For all of you having problem getting you trimmers to start I have a suggestion. Try my version of the weed whacker which is a bush ax, and if the bush ax can't do the job then I pull out the swing blade. These tools have been around forever and with them you can do anything you can do with an electric or gas trimmer.

The good thing about the bush ax and the swing blade is they don't need gas and they start as soon as you start, no priming and choking needed.

Post 2

@Animandel - I have a new weed trimmer and I get exhausted simply reading the directions on how to start the thing. Seriously, they tell you to prime the machine, then put it on one setting and pull the rope 10 times, switch to setting 2 and pull 5 time and then set on 3 and pull 3 times. Then the best part is when it reads "If the trimmer doesn't start then repeat the previous steps."
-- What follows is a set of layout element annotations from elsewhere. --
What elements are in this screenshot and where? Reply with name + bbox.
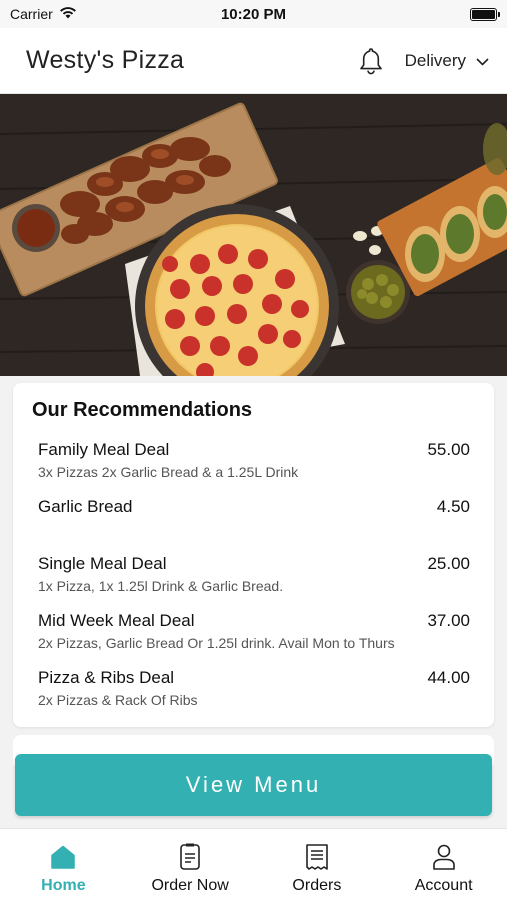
tab-home[interactable]: Home [0, 829, 127, 900]
item-price: 4.50 [436, 497, 470, 516]
tab-label: Orders [292, 877, 342, 894]
status-bar: Carrier 10:20 PM [0, 0, 507, 28]
app-title: Westy's Pizza [26, 46, 185, 74]
item-name: Garlic Bread [38, 497, 133, 516]
account-icon [431, 843, 457, 871]
delivery-selector[interactable]: Delivery [405, 51, 489, 71]
item-price: 44.00 [427, 668, 470, 687]
recommendation-item[interactable]: Mid Week Meal Deal 37.00 2x Pizzas, Garl… [32, 611, 470, 668]
item-price: 37.00 [427, 611, 470, 630]
chevron-down-icon [476, 51, 489, 71]
tab-orders[interactable]: Orders [254, 829, 381, 900]
tab-label: Account [414, 877, 473, 894]
hero-food-image [0, 94, 507, 376]
delivery-label: Delivery [404, 50, 466, 70]
recommendation-item[interactable]: Single Meal Deal 25.00 1x Pizza, 1x 1.25… [32, 554, 470, 611]
order-now-icon [177, 843, 203, 871]
recommendation-item[interactable]: Pizza & Ribs Deal 44.00 2x Pizzas & Rack… [32, 668, 470, 725]
recommendations-title: Our Recommendations [32, 399, 253, 421]
view-menu-button[interactable]: View Menu [15, 754, 492, 816]
item-description: 1x Pizza, 1x 1.25l Drink & Garlic Bread. [38, 578, 284, 594]
battery-icon [470, 7, 500, 21]
bottom-tab-bar: Home Order Now Orders Account [0, 828, 507, 900]
recommendation-item[interactable]: Family Meal Deal 55.00 3x Pizzas 2x Garl… [32, 440, 470, 497]
home-icon [50, 843, 76, 871]
item-description: 3x Pizzas 2x Garlic Bread & a 1.25L Drin… [38, 464, 299, 480]
tab-account[interactable]: Account [380, 829, 507, 900]
item-name: Mid Week Meal Deal [38, 611, 195, 630]
recommendations-card: Our Recommendations Family Meal Deal 55.… [13, 383, 494, 727]
app-header: Westy's Pizza Delivery [0, 28, 507, 94]
item-price: 55.00 [427, 440, 470, 459]
header-actions: Delivery [357, 45, 489, 77]
wifi-icon [59, 6, 77, 22]
item-name: Pizza & Ribs Deal [38, 668, 175, 687]
bell-icon[interactable] [357, 45, 385, 77]
carrier-label: Carrier [10, 6, 53, 22]
recommendation-item[interactable]: Garlic Bread 4.50 [32, 497, 470, 554]
item-name: Family Meal Deal [38, 440, 170, 459]
tab-label: Home [41, 877, 86, 894]
item-description: 2x Pizzas & Rack Of Ribs [38, 692, 198, 708]
tab-order-now[interactable]: Order Now [127, 829, 254, 900]
tab-label: Order Now [151, 877, 229, 894]
receipt-icon [304, 843, 330, 871]
item-name: Single Meal Deal [38, 554, 167, 573]
item-description: 2x Pizzas, Garlic Bread Or 1.25l drink. … [38, 635, 395, 651]
status-left: Carrier [10, 6, 77, 22]
item-price: 25.00 [427, 554, 470, 573]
I know we all have our little tricks and so called secrets for starting the trimmers, but I think most of them can be a hassle to get going sometimes, and we simply have to put up with them.

Post 1

Okay, now that I know weed trimmers and weed whackers are the same things, I have one question. Why are weed trimmers so complicated to start? We have a gas trimmer. My husband is the one who does most of the lawn work, so until recently I didn't give any thought to how these things started or worked.

I was forced to do some trimming recently, and the toughest part of the job was getting that weed trimmer started. I thought I was going to rip my should off with all the pulling and jerking. I finally had to ask a neighbor to start the machine. Shouldn't there be an easier way?